Die Herausforderungen in der Lieferkette beschränken sich nicht nur auf stationäre Energiespeicher. Analysten des Institute for Energy Economics and Financial Analysis (IEEFA) wiesen in einem Gastbeitrag, der im Mai in Energy-Storage.news veröffentlicht wurde, darauf hin, dass die indische Batterielieferkette nach wie vor stark von Importen abhängig ist, insbesondere in den vorgelagerten Stufen, wobei der Großteil der Batteriezellen aus China importiert wird. IEEFA ist der Ansicht, dass Indien versucht, die Abhängigkeit von importiertem Öl und Gas durch die Elektrifizierung des Verkehrs und netzgekoppelte Batteriespeicher zu verringern, was jedoch eine weitere Abhängigkeit schafft.

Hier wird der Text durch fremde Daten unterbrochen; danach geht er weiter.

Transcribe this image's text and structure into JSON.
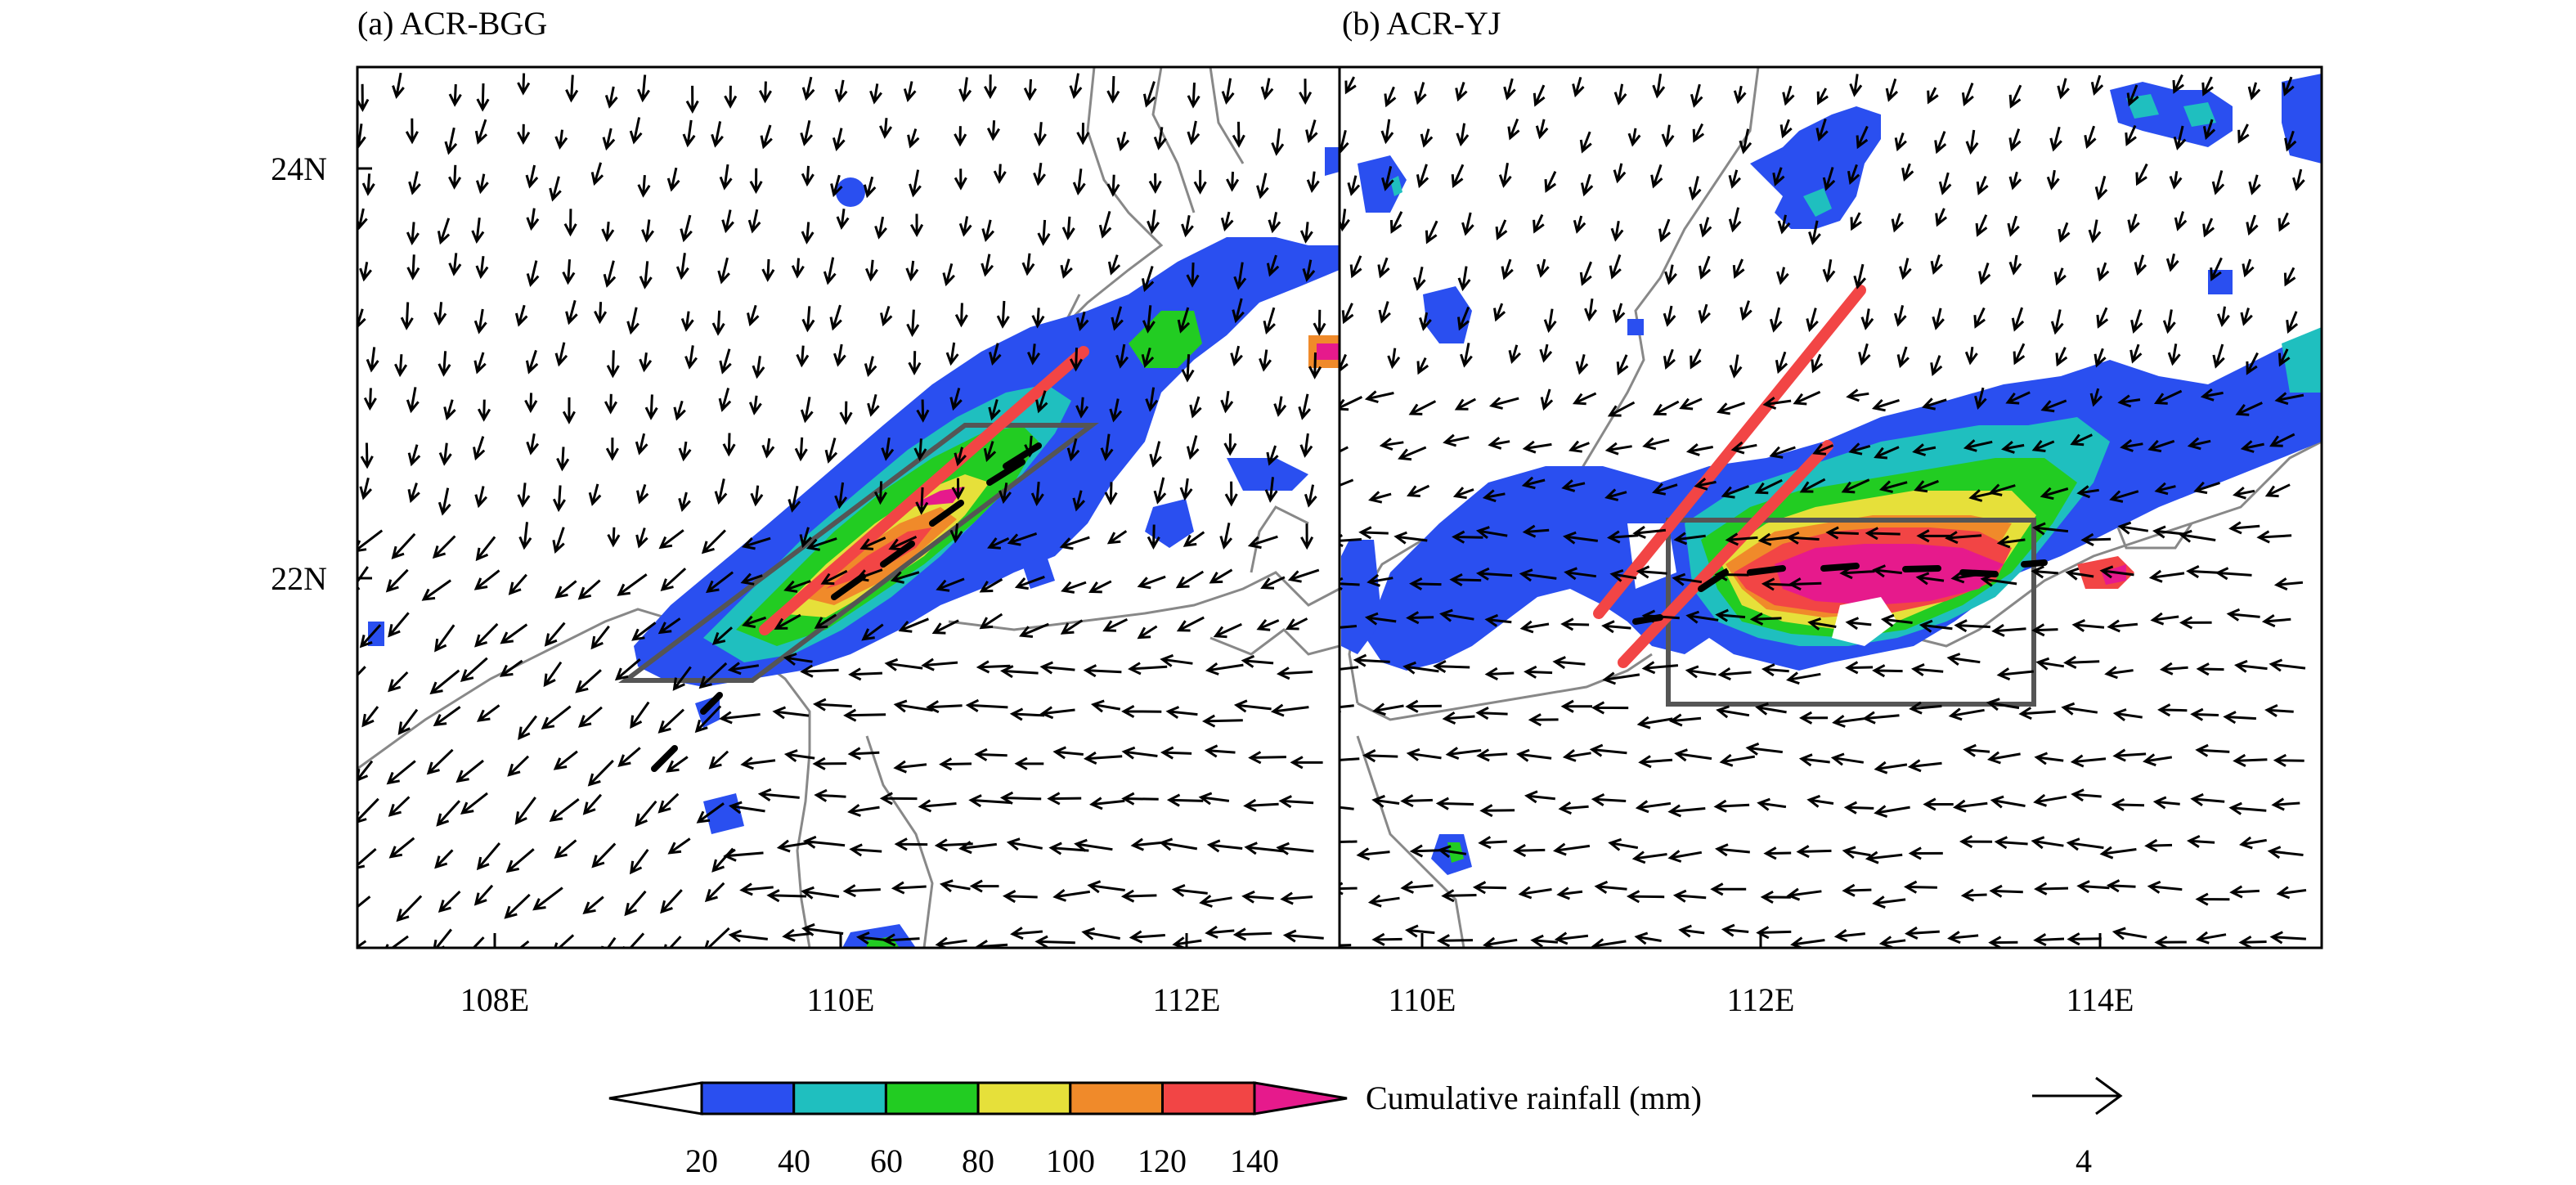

Chiranjeev Saluja, Geschäftsführer von Premier Energies, erklärte, Energiespeicherung sei ein dringender Bedarf des indischen Stromsystems; mit dem kontinuierlichen Ausbau der installierten Kapazität erneuerbarer Energien in Indien werde die Energiespeicherung eine Schlüsselrolle beim Aufbau eines zuverlässigen, widerstandsfähigen und nachhaltigen Stromökosystems spielen.

Die geplante Fabrik in Telangana dürfte die heimische BESS-Fertigungskapazität Indiens voranbringen und gleichzeitig indische Exporte unterstützen.